Gov. Kathy Hochul wants to widen the Cross Bronx Expressway, a move that advocates against the plan said Monday would shatter public health and put a dent in air quality.
A broad coalition of elected officials, environmental justice leaders and transportation advocates gathered with the Bronx River Alliance in the borough’s Starlight Park on Nov. 25 to launch the “No Cross Bronx Expansion” campaign to oppose the governor’s plan.
The Cross Bronx, which is part of Interstate 95, is often lined with heavy traffic from the tens of thousands of vehicles that travel it daily. As part of the expansion, the Hochul administration proposes a new mile-long elevated highway parallel to the Cross Bronx which she says would help ease traffic congestion during planned road work — but environmentalists argue would be “destructive” to air quality and local neighborhoods.
“This Cross Bronx Expressway plan is a throwback of the worst type, in a Robert Moses style with highway engineers working in secret to hoist destructive plans on a community they don’t believe knows what’s best for itself,” Siddhartha Sánchez, executive director of the Bronx River Alliance, said.
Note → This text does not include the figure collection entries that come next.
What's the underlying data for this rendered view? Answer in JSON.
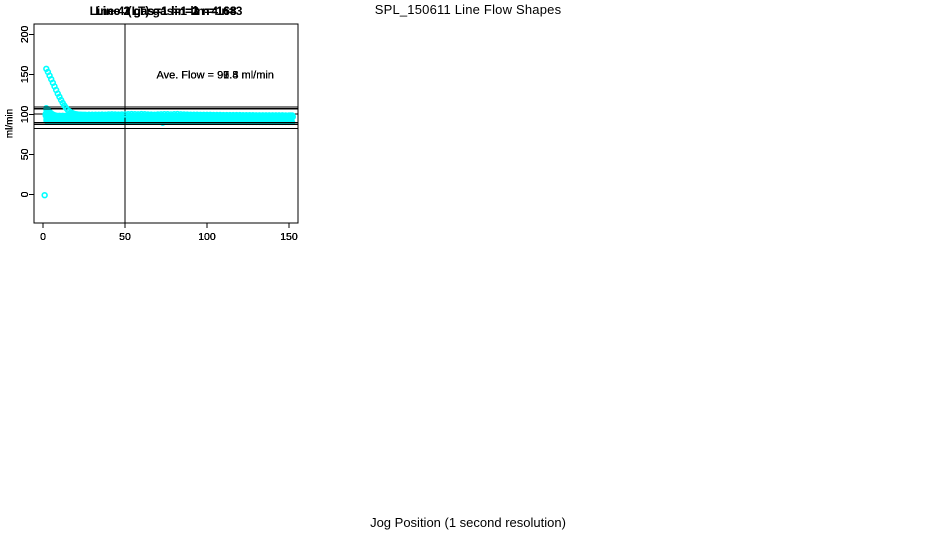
{
  "page_title": "SPL_150611  Line Flow Shapes",
  "xlabel": "Jog Position (1 second resolution)",
  "colors": {
    "points": "#00ffff",
    "axis": "#000000",
    "background": "#ffffff",
    "text": "#000000"
  },
  "chart_data": [
    {
      "type": "scatter",
      "title": "Line 1 gas=1 lin=1 n=168",
      "annotation": "Ave. Flow =  91.3  ml/min",
      "ave_flow_ml_min": 91.3,
      "n": 168,
      "ylabel": "ml/min",
      "x_ticks": [
        0,
        50,
        100,
        150
      ],
      "y_ticks": [
        0,
        50,
        100,
        150,
        200
      ],
      "xlim": [
        -5.5,
        155.5
      ],
      "ylim": [
        -35.75,
        213
      ],
      "ref_lines_y": [
        100.4,
        82.2
      ],
      "ref_line_x": 50,
      "annotation_xy": [
        105,
        150
      ],
      "points": [
        [
          2,
          94
        ],
        [
          2,
          92
        ],
        [
          3,
          92.4
        ],
        [
          4,
          91.9
        ],
        [
          5,
          91.7
        ],
        [
          6,
          91.6
        ],
        [
          8,
          91.5
        ],
        [
          10,
          91.5
        ],
        [
          12,
          91.5
        ],
        [
          14,
          91.4
        ],
        [
          16,
          91.4
        ],
        [
          18,
          91.4
        ],
        [
          20,
          91.4
        ],
        [
          22,
          91.3
        ],
        [
          24,
          91.3
        ],
        [
          26,
          91.3
        ],
        [
          28,
          91.3
        ],
        [
          30,
          91.2
        ],
        [
          32,
          91.2
        ],
        [
          34,
          91.2
        ],
        [
          36,
          91.2
        ],
        [
          38,
          91.1
        ],
        [
          40,
          91.1
        ],
        [
          41,
          92.8
        ],
        [
          42,
          91.1
        ],
        [
          44,
          91.1
        ],
        [
          46,
          91.1
        ],
        [
          48,
          91.0
        ],
        [
          50,
          91.0
        ],
        [
          52,
          91.0
        ],
        [
          54,
          91.0
        ],
        [
          56,
          91.0
        ],
        [
          58,
          90.9
        ],
        [
          60,
          90.9
        ],
        [
          62,
          90.9
        ],
        [
          64,
          90.9
        ],
        [
          66,
          90.9
        ],
        [
          68,
          90.8
        ],
        [
          70,
          90.8
        ],
        [
          72,
          90.8
        ],
        [
          73,
          89.2
        ],
        [
          74,
          90.8
        ],
        [
          76,
          90.8
        ],
        [
          78,
          90.8
        ],
        [
          80,
          90.7
        ],
        [
          82,
          90.7
        ],
        [
          84,
          90.7
        ],
        [
          86,
          90.7
        ],
        [
          88,
          90.7
        ],
        [
          90,
          90.7
        ],
        [
          92,
          90.6
        ],
        [
          94,
          90.6
        ],
        [
          96,
          90.6
        ],
        [
          98,
          90.6
        ],
        [
          100,
          90.6
        ],
        [
          102,
          90.6
        ],
        [
          104,
          90.6
        ],
        [
          106,
          90.5
        ],
        [
          108,
          90.5
        ],
        [
          110,
          90.5
        ],
        [
          112,
          90.5
        ],
        [
          114,
          90.5
        ],
        [
          116,
          90.5
        ],
        [
          118,
          90.5
        ],
        [
          120,
          90.5
        ],
        [
          122,
          90.5
        ],
        [
          124,
          90.4
        ],
        [
          126,
          90.4
        ],
        [
          128,
          90.4
        ],
        [
          130,
          90.4
        ],
        [
          132,
          90.4
        ],
        [
          134,
          90.4
        ],
        [
          136,
          90.4
        ],
        [
          138,
          90.4
        ],
        [
          140,
          90.4
        ],
        [
          142,
          90.4
        ],
        [
          144,
          90.3
        ],
        [
          146,
          90.3
        ],
        [
          148,
          90.3
        ],
        [
          150,
          90.3
        ],
        [
          152,
          90.3
        ]
      ]
    },
    {
      "type": "scatter",
      "title": "Line 2 gas=1 lin=2 n=168",
      "annotation": "Ave. Flow =  97.4  ml/min",
      "ave_flow_ml_min": 97.4,
      "n": 168,
      "ylabel": "ml/min",
      "x_ticks": [
        0,
        50,
        100,
        150
      ],
      "y_ticks": [
        0,
        50,
        100,
        150,
        200
      ],
      "xlim": [
        -5.5,
        155.5
      ],
      "ylim": [
        -35.75,
        213
      ],
      "ref_lines_y": [
        107.1,
        87.7
      ],
      "ref_line_x": 50,
      "annotation_xy": [
        105,
        150
      ],
      "points": [
        [
          2,
          108
        ],
        [
          2,
          105.5
        ],
        [
          3,
          106.3
        ],
        [
          4,
          103.6
        ],
        [
          5,
          101.6
        ],
        [
          6,
          100.2
        ],
        [
          7,
          99.2
        ],
        [
          8,
          98.5
        ],
        [
          9,
          98.0
        ],
        [
          10,
          97.8
        ],
        [
          11,
          97.7
        ],
        [
          12,
          97.6
        ],
        [
          14,
          97.6
        ],
        [
          16,
          97.5
        ],
        [
          18,
          97.5
        ],
        [
          20,
          97.5
        ],
        [
          22,
          97.4
        ],
        [
          24,
          97.4
        ],
        [
          26,
          97.4
        ],
        [
          28,
          97.4
        ],
        [
          30,
          97.4
        ],
        [
          32,
          97.4
        ],
        [
          34,
          97.4
        ],
        [
          36,
          97.4
        ],
        [
          38,
          97.4
        ],
        [
          40,
          97.4
        ],
        [
          42,
          97.4
        ],
        [
          44,
          97.4
        ],
        [
          46,
          97.4
        ],
        [
          48,
          97.4
        ],
        [
          50,
          97.4
        ],
        [
          52,
          97.4
        ],
        [
          54,
          97.4
        ],
        [
          56,
          97.4
        ],
        [
          58,
          97.4
        ],
        [
          60,
          97.3
        ],
        [
          62,
          97.3
        ],
        [
          64,
          97.3
        ],
        [
          66,
          97.3
        ],
        [
          68,
          97.3
        ],
        [
          70,
          98.3
        ],
        [
          70,
          97.3
        ],
        [
          72,
          97.3
        ],
        [
          74,
          97.3
        ],
        [
          76,
          97.3
        ],
        [
          78,
          97.3
        ],
        [
          80,
          97.3
        ],
        [
          82,
          97.3
        ],
        [
          84,
          97.3
        ],
        [
          86,
          97.3
        ],
        [
          88,
          97.3
        ],
        [
          90,
          97.3
        ],
        [
          92,
          97.3
        ],
        [
          94,
          97.3
        ],
        [
          96,
          97.3
        ],
        [
          98,
          97.3
        ],
        [
          100,
          98.2
        ],
        [
          100,
          97.3
        ],
        [
          102,
          97.3
        ],
        [
          104,
          97.3
        ],
        [
          106,
          97.3
        ],
        [
          108,
          97.3
        ],
        [
          110,
          97.3
        ],
        [
          112,
          97.3
        ],
        [
          114,
          97.3
        ],
        [
          116,
          97.3
        ],
        [
          118,
          95.9
        ],
        [
          118,
          97.3
        ],
        [
          120,
          97.3
        ],
        [
          122,
          97.3
        ],
        [
          124,
          97.3
        ],
        [
          126,
          97.3
        ],
        [
          128,
          97.3
        ],
        [
          130,
          97.2
        ],
        [
          132,
          97.2
        ],
        [
          134,
          97.2
        ],
        [
          136,
          96.1
        ],
        [
          136,
          97.2
        ],
        [
          138,
          97.2
        ],
        [
          140,
          97.2
        ],
        [
          142,
          97.2
        ],
        [
          144,
          97.2
        ],
        [
          146,
          97.2
        ],
        [
          148,
          97.2
        ],
        [
          150,
          96.2
        ],
        [
          150,
          97.2
        ],
        [
          152,
          97.2
        ]
      ]
    },
    {
      "type": "scatter",
      "title": "Line 3 gas=1 lin=3 n=168",
      "annotation": "Ave. Flow =  96.8  ml/min",
      "ave_flow_ml_min": 96.8,
      "n": 168,
      "ylabel": "ml/min",
      "x_ticks": [
        0,
        50,
        100,
        150
      ],
      "y_ticks": [
        0,
        50,
        100,
        150,
        200
      ],
      "xlim": [
        -5.5,
        155.5
      ],
      "ylim": [
        -35.75,
        213
      ],
      "ref_lines_y": [
        106.5,
        87.1
      ],
      "ref_line_x": 50,
      "annotation_xy": [
        105,
        150
      ],
      "points": [
        [
          2,
          100.5
        ],
        [
          2,
          98.8
        ],
        [
          3,
          99.8
        ],
        [
          4,
          99.0
        ],
        [
          5,
          98.3
        ],
        [
          6,
          97.9
        ],
        [
          7,
          97.7
        ],
        [
          8,
          97.6
        ],
        [
          10,
          97.5
        ],
        [
          12,
          97.5
        ],
        [
          14,
          97.4
        ],
        [
          16,
          97.4
        ],
        [
          18,
          97.4
        ],
        [
          20,
          97.4
        ],
        [
          22,
          97.4
        ],
        [
          24,
          97.4
        ],
        [
          26,
          97.4
        ],
        [
          28,
          97.4
        ],
        [
          30,
          97.4
        ],
        [
          32,
          97.4
        ],
        [
          34,
          97.4
        ],
        [
          36,
          97.4
        ],
        [
          38,
          97.4
        ],
        [
          40,
          97.4
        ],
        [
          42,
          97.3
        ],
        [
          44,
          97.3
        ],
        [
          46,
          97.3
        ],
        [
          48,
          97.3
        ],
        [
          50,
          97.3
        ],
        [
          52,
          97.3
        ],
        [
          54,
          97.3
        ],
        [
          56,
          97.3
        ],
        [
          58,
          97.3
        ],
        [
          60,
          97.3
        ],
        [
          62,
          97.3
        ],
        [
          64,
          97.3
        ],
        [
          66,
          97.3
        ],
        [
          68,
          97.3
        ],
        [
          70,
          97.3
        ],
        [
          72,
          97.2
        ],
        [
          74,
          97.2
        ],
        [
          76,
          97.2
        ],
        [
          78,
          97.2
        ],
        [
          80,
          97.2
        ],
        [
          82,
          97.2
        ],
        [
          84,
          97.2
        ],
        [
          86,
          97.2
        ],
        [
          88,
          97.2
        ],
        [
          90,
          97.2
        ],
        [
          92,
          97.2
        ],
        [
          94,
          97.2
        ],
        [
          96,
          97.2
        ],
        [
          98,
          97.2
        ],
        [
          100,
          97.2
        ],
        [
          102,
          97.2
        ],
        [
          104,
          97.2
        ],
        [
          106,
          97.2
        ],
        [
          108,
          97.2
        ],
        [
          110,
          97.2
        ],
        [
          112,
          97.2
        ],
        [
          114,
          97.2
        ],
        [
          116,
          97.2
        ],
        [
          118,
          97.2
        ],
        [
          120,
          97.2
        ],
        [
          122,
          97.2
        ],
        [
          124,
          97.2
        ],
        [
          126,
          97.2
        ],
        [
          128,
          97.2
        ],
        [
          130,
          97.2
        ],
        [
          132,
          97.1
        ],
        [
          134,
          97.1
        ],
        [
          136,
          97.1
        ],
        [
          138,
          97.1
        ],
        [
          140,
          97.1
        ],
        [
          142,
          97.1
        ],
        [
          144,
          97.1
        ],
        [
          146,
          97.1
        ],
        [
          148,
          97.1
        ],
        [
          150,
          97.1
        ],
        [
          152,
          97.1
        ]
      ]
    },
    {
      "type": "scatter",
      "title": "Line 4 (LT) gas=1 lin=4 n=3",
      "annotation": "Ave. Flow =  99.5  ml/min",
      "ave_flow_ml_min": 99.5,
      "n": 3,
      "ylabel": "ml/min",
      "x_ticks": [
        0,
        50,
        100,
        150
      ],
      "y_ticks": [
        0,
        50,
        100,
        150,
        200
      ],
      "xlim": [
        -5.5,
        155.5
      ],
      "ylim": [
        -35.75,
        213
      ],
      "ref_lines_y": [
        109.5,
        89.6
      ],
      "ref_line_x": 50,
      "annotation_xy": [
        105,
        150
      ],
      "points": [
        [
          1,
          -1
        ],
        [
          2,
          157
        ],
        [
          3,
          153
        ],
        [
          4,
          148.5
        ],
        [
          5,
          144
        ],
        [
          6,
          139.5
        ],
        [
          7,
          135
        ],
        [
          8,
          130.5
        ],
        [
          9,
          126
        ],
        [
          10,
          122
        ],
        [
          11,
          118
        ],
        [
          12,
          114.3
        ],
        [
          13,
          111
        ],
        [
          14,
          108.2
        ],
        [
          15,
          105.8
        ],
        [
          16,
          104
        ],
        [
          17,
          102.6
        ],
        [
          18,
          101.5
        ],
        [
          19,
          100.7
        ],
        [
          20,
          100.2
        ],
        [
          21,
          99.9
        ],
        [
          22,
          99.7
        ],
        [
          23,
          99.6
        ],
        [
          24,
          99.5
        ],
        [
          25,
          99.5
        ],
        [
          26,
          99.5
        ],
        [
          28,
          99.6
        ],
        [
          30,
          99.6
        ],
        [
          32,
          99.7
        ],
        [
          34,
          99.7
        ],
        [
          36,
          99.8
        ],
        [
          38,
          99.7
        ],
        [
          40,
          100.0
        ],
        [
          42,
          100.1
        ],
        [
          44,
          99.9
        ],
        [
          46,
          99.8
        ],
        [
          48,
          99.9
        ],
        [
          50,
          100.0
        ],
        [
          52,
          100.2
        ],
        [
          54,
          100.4
        ],
        [
          56,
          100.3
        ],
        [
          58,
          100.1
        ],
        [
          60,
          100.4
        ],
        [
          62,
          100.2
        ],
        [
          64,
          99.9
        ],
        [
          66,
          99.8
        ],
        [
          68,
          99.7
        ],
        [
          70,
          99.9
        ],
        [
          72,
          100.1
        ],
        [
          74,
          100.3
        ],
        [
          76,
          100.2
        ],
        [
          78,
          100.0
        ],
        [
          80,
          100.2
        ],
        [
          82,
          100.4
        ],
        [
          84,
          100.1
        ],
        [
          86,
          99.9
        ],
        [
          88,
          99.8
        ],
        [
          90,
          99.7
        ],
        [
          92,
          99.6
        ],
        [
          94,
          99.6
        ],
        [
          96,
          99.5
        ],
        [
          98,
          99.5
        ],
        [
          100,
          99.4
        ],
        [
          102,
          99.4
        ],
        [
          104,
          99.3
        ],
        [
          106,
          99.3
        ],
        [
          108,
          99.3
        ],
        [
          110,
          99.2
        ],
        [
          112,
          99.2
        ],
        [
          114,
          99.2
        ],
        [
          116,
          99.1
        ],
        [
          118,
          99.1
        ],
        [
          120,
          99.1
        ],
        [
          122,
          99.0
        ],
        [
          124,
          99.0
        ],
        [
          126,
          99.0
        ],
        [
          128,
          99.0
        ],
        [
          130,
          98.9
        ],
        [
          132,
          98.9
        ],
        [
          134,
          98.9
        ],
        [
          136,
          98.9
        ],
        [
          138,
          98.8
        ],
        [
          140,
          98.8
        ],
        [
          142,
          98.8
        ],
        [
          144,
          98.8
        ],
        [
          146,
          98.8
        ],
        [
          148,
          98.7
        ],
        [
          150,
          98.7
        ],
        [
          151,
          98.7
        ],
        [
          152,
          98.7
        ]
      ]
    }
  ]
}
Hochul’s plan includes a series of new, parallel bypass highways – over the Bronx River and Starlight Park – that will divert traffic during years of heavy construction on the highway and permanently expand the corridor.
A $150 million federal grant is helping to pay for the project, which comes at the same time as the city and state examining ways to “cap” the Cross Bronx, reconnecting neighborhoods divided by the Robert Moses-era expressway and providing additional green space.
Hochul announced the plan in January. According to a press release from her office, the project would prevent the need to close lanes on the congested roadway.
“It will serve a critical role as a temporary diversion/detour road that will negate the need for a long-term closure of one lane in each direction of the Cross Bronx Expressway and allow construction on the bridges to be completed in four years instead of six,” the press release stated. “The project calls for a new detour roadway to be constructed first, which will negate the need to divert traffic onto local streets and allow work to proceed faster and more efficiently. Once the bridge work is completed, the detour roadway would be reconfigured to become a multi-modal community connector that provides new bicycle, pedestrian and bus lane access.”
Meanwhile, many area residents, including Rafael Moure-Punnett, district manager of Bronx Community Board 6, have raised concerns about the design and possible increased pollution if a new elevated road is built.
“New York State DOT’s proposal for a new service road along the Cross Bronx Expressway is a slap in the face to Bronx residents,” Punnett said.
Danny Pearlstein, policy and communications director of the Riders Alliance, a bus and subway riders’ advocacy group, said expanding the Cross Bronx Expressway would be a mistake “worse” than the canceled “backwards boondoggle” LaGuardia AirTrain.
“The governor’s Department of Transportation has tried desperately to greenwash the new highway as a ‘community connector.’ But another bridge over the river and the park will divide communities to the north and south,” Pearlstein said. “Vague intentions to improve bus service and bike access make little sense: There’s no bus route to begin with and the bike path would be extremely steep and inaccessible. Once again, we need the governor’s foresight to cancel this awful project,”
Stakeholders in the area are asking the state to make plan details more available to the public.
”With the public health crises we are facing, all we now know about climate change and the public participation that is necessary for democracy, we are calling on New York State to plan with the Bronx community to meet the mobility and environmental needs we have identified,” Sánchez, of Bronx River Alliance, said.
amNewYork Metro reached out to Hochul’s office for comment, and is awaiting a response.